The online game interface is powered by Flet [2]. To launch the UI on desktop for dev testing, run
flet main.py -d
To launch the interface in a web browser, run
flet main.py -d -w
Create directories for logging and for data storage. Run
mkdir logs data
You can launch a game by calling
python study_setup.py <NUM_HUMAN_PARTICIPANTS> <STUDY_ID>
Where <NUM_HUMAN_PARTICIPANTS>
controls the number of human participants involved in the game and <STUDY_ID>
defines the unique study ID for records (i.e., logging, data files).
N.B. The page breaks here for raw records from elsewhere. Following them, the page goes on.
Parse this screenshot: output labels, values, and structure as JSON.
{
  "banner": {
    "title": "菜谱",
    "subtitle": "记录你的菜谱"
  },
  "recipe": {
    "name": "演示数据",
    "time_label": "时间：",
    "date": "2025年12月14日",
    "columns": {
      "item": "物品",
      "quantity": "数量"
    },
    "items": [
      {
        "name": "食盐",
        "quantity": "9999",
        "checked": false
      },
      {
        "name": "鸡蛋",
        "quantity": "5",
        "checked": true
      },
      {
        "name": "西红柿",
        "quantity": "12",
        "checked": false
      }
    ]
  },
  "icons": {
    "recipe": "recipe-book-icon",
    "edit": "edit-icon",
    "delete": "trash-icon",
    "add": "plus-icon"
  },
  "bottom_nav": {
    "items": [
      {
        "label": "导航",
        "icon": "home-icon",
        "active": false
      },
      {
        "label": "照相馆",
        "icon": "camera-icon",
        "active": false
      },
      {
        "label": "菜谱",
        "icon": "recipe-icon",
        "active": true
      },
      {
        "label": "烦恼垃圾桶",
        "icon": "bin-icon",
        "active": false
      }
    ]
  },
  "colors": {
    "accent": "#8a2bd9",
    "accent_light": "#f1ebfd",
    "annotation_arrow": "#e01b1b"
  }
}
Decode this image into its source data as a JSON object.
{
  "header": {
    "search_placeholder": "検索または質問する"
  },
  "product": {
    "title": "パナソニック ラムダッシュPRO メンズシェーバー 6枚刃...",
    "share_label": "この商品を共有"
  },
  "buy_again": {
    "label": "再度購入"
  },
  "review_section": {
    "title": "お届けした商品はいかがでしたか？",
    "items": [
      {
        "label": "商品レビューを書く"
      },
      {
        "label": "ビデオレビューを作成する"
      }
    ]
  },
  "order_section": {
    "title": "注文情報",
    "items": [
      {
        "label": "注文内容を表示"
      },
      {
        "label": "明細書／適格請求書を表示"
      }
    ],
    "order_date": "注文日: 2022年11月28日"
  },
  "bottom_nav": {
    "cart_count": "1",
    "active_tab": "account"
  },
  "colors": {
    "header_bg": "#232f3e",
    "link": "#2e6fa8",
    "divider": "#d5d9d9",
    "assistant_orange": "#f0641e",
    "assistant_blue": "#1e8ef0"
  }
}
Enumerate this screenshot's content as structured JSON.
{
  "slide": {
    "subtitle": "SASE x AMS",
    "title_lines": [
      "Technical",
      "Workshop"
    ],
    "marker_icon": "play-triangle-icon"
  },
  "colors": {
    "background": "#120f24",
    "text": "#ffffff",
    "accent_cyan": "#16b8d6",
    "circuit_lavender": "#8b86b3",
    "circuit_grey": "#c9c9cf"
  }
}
Run with the -h
flag for more details. Upon launch this program will generate the login credentials for human players, and will instantiate and monitor all AI players. Once the time limit defined in the config file has expired, human players will be directed to the exit surveys, and all data involving invites, conversations, and aquired points will be dumped into the data directory.
[1] Flamino, James, et al. "Limits of Large Language Models in Debating Humans." arXiv preprint arXiv:2402.06049 (2024).